The Japanese substantially rebuilt Oryol and recommissioned her in June 1907 with the name of Iwami. To reduce her top weight, they cut down her superstructure and repositioned her guns. In addition, her boilers were replaced by an unknown number of Japanese-built Miyabara boilers and she was rearmed with Japanese-made guns. These changes reduced her displacement to approximately 13500 LT and her crew now totaled 750 officers and crewmen.

During World War I, the ship participated in the Siege of Tsingtao in August–November 1914 and served as the flagship of the Japanese Intervention Squadron in Vladivostok in 1918 when Japan intervened in the Russian Civil War. She was used as a training ship in 1921 and disarmed in 1922 in accordance with the terms of the Washington Naval Treaty. Sources differ as to her ultimate fate; she was either sunk as a target by aircraft near Miura in July 1924 or scrapped at Kobe in 1924–1925.

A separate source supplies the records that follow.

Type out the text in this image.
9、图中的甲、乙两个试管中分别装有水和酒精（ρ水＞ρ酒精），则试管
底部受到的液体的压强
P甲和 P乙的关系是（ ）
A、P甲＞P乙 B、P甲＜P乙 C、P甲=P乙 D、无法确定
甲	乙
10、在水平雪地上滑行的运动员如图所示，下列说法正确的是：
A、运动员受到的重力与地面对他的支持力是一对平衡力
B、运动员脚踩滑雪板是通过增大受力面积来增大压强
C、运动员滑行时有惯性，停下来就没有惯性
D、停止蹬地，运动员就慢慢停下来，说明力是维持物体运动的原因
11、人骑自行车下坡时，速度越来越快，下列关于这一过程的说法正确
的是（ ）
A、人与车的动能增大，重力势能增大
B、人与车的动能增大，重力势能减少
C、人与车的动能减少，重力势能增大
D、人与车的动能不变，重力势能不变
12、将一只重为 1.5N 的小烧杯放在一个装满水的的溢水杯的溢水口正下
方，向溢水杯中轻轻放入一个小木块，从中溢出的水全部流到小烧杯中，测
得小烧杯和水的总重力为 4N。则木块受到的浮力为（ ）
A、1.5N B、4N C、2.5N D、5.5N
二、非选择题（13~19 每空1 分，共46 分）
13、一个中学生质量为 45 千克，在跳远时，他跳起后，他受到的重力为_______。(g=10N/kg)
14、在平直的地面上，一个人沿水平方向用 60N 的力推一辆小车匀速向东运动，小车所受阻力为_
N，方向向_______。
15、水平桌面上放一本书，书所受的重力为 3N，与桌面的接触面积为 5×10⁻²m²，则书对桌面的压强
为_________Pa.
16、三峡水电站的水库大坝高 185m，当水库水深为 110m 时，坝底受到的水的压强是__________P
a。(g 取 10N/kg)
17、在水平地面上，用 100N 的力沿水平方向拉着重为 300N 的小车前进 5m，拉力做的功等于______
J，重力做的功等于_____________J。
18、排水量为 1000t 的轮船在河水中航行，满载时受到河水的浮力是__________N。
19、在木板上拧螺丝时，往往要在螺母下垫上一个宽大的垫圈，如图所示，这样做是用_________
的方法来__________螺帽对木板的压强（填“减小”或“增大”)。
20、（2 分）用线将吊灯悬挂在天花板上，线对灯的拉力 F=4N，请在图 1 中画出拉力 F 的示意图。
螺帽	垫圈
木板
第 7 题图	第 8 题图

Serving in the Baltic Sea during World War I, Slava was the largest ship of the Russian Gulf of Riga Squadron that fought the German High Seas Fleet in the Battle of the Gulf of Riga in August 1915. She was lightly damaged by three hits during the battle. She repeatedly bombarded German positions and troops for the rest of 1915 and during 1916. During the Battle of Moon Sound in 1917, Slava was badly damaged by the German dreadnought and the flooding significantly increased her draft. The shallow channel made it impossible to escape and she was scuttled in the Moon Sound Strait between the island of Muhu (Moon) and the mainland. The Estonians scrapped her in 1935.